Но я хотел бы подчеркнуть, что сама эта несносная нетерпимость была оборотной стороной истинно питерской героической отчетливости парадигм.
Недаром же питерец Мандельштам клял “всетерпимость”, называя ее “пся-кровь”, и настаивал на том, что филология должна быть “вся кровь, вся нетерпимость”. Что ж, филологи Доватур и Тронский воплощали, каждый по-своему, этот очень питерский императив.
Интересно, что два представителя оппозиционной питерской интеллигенции, сумевшие выйти из тихого затвора профессионального или приватного микрокосма и наделать шуму в России, а один из них — и во всем мире, так или иначе отошли от беспримесной чистоты питерского культурного типа. Разумеется, я имею в виду Иосифа Бродского и Льва Гумилева.

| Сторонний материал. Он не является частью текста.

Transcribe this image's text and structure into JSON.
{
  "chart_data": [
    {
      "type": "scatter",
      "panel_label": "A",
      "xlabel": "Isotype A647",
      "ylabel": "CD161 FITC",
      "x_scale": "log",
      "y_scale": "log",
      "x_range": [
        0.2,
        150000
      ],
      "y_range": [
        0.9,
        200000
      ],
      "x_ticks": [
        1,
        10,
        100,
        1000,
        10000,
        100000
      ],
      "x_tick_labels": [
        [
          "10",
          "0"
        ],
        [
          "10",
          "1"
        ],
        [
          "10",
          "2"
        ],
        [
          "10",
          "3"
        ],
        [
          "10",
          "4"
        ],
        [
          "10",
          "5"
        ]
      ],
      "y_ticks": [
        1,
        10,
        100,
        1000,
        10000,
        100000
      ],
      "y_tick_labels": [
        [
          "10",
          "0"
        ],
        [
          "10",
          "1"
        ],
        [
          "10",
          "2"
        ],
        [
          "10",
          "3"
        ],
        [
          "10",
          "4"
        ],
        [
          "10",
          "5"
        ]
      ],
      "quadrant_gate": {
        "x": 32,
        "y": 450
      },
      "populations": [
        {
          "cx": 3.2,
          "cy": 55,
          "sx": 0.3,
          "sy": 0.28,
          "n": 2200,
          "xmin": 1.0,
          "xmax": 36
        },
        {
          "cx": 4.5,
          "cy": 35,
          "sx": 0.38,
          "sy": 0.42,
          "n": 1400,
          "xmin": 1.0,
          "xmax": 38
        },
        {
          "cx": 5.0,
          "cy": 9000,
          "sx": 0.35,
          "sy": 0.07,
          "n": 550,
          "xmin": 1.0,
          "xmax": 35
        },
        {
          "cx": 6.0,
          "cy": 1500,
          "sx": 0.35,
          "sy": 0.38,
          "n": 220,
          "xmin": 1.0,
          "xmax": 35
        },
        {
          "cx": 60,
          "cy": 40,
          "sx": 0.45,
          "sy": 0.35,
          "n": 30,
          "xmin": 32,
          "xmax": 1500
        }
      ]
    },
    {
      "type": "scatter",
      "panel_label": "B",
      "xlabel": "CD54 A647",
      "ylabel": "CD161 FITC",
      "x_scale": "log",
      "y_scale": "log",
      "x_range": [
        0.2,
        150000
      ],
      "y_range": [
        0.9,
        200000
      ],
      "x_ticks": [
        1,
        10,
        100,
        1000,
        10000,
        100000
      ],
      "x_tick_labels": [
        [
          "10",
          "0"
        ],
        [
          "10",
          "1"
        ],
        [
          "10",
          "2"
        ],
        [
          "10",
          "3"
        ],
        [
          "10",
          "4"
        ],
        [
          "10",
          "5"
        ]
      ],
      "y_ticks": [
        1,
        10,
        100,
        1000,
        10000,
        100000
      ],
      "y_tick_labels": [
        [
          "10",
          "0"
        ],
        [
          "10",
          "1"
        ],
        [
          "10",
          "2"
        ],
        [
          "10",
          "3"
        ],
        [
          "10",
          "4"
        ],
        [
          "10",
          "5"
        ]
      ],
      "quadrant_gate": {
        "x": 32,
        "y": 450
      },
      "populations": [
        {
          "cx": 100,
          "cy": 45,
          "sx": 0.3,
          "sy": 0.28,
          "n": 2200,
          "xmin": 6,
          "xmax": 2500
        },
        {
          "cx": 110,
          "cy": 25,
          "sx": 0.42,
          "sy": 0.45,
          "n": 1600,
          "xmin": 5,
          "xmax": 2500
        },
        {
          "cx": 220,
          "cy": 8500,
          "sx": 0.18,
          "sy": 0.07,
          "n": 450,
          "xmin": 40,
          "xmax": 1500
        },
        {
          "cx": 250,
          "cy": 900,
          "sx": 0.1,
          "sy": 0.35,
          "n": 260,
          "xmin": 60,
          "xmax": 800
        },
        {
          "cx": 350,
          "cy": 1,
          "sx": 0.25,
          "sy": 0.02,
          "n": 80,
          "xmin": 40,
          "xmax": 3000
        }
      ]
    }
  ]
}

В обоих казусах нельзя не усмотреть некоего внутреннего противоречия; но казус Льва Гумилева проще. Поэтому я начну с него. Евразийство — изначально не петербургская вещь; не только потому, что его отцы основатели в период, предшествовавший эмиграции, как правило, не были связаны с Петербургом, не только потому, что его доктрина содержит как раз эмфатическое осуждение дела Петра, так некстати открывшего свое “окно в Европу”, — но прежде всего потому, что оно с самого начала потребовало от своих адептов и глашатаев отхода от императива научного профессионализма во имя насквозь идеологического проекта “идеократии”. Из писем зачинателя евразийства Николая Сергеевича Трубецкого4 — кстати, москвича — слишком хорошо известно, какие внутренние страдания причиняли агитационные правила игры этому замечательному ученому. Лев Гумилев, сам называвший себя “последним евразийцем”, принял эти правила игры, обрекавшие его на систематический дилетантизм. От питерской патетики при этом оставалась нетолерантная абсолютизация воспринятой парадигмы. Другой характерно питерский момент — трагизм его биографии, определенным образом сказавшийся на его мыслительном складе. Увы, ГУЛАГ, пространство, где человека подстерегают все на свете страдания и унижения, но где его мыслям не дождаться профессионально-коллегиальной критики, — не самое подходящее место для того, чтобы учиться рассуждать, переспрашивая себя и отвечая на свои же возражения. А к преступлениям тоталитаризма относится и такой шедевр адской издевки: что он заражает своих собственных истязуемых им жертв — своими же мыслительными недугами. Когда покойный Лев Николаевич в приватной обстановке отвечал на любую критику предупреждением, что не согласный с ним разоблачает себя как агент КГБ, а возможно, и ЦРУ, или когда он по ходу исторических рассуждений не без мрачного удовольствия пользовался понятием “идеологической диверсии”, — трудно было об этом не подумать. От питерской традиции при этом оставался только выстраданный пафос серьезности, отличавший его от множества подражателей, которые по существу всегда были настроены несравнимо легкомысленнее.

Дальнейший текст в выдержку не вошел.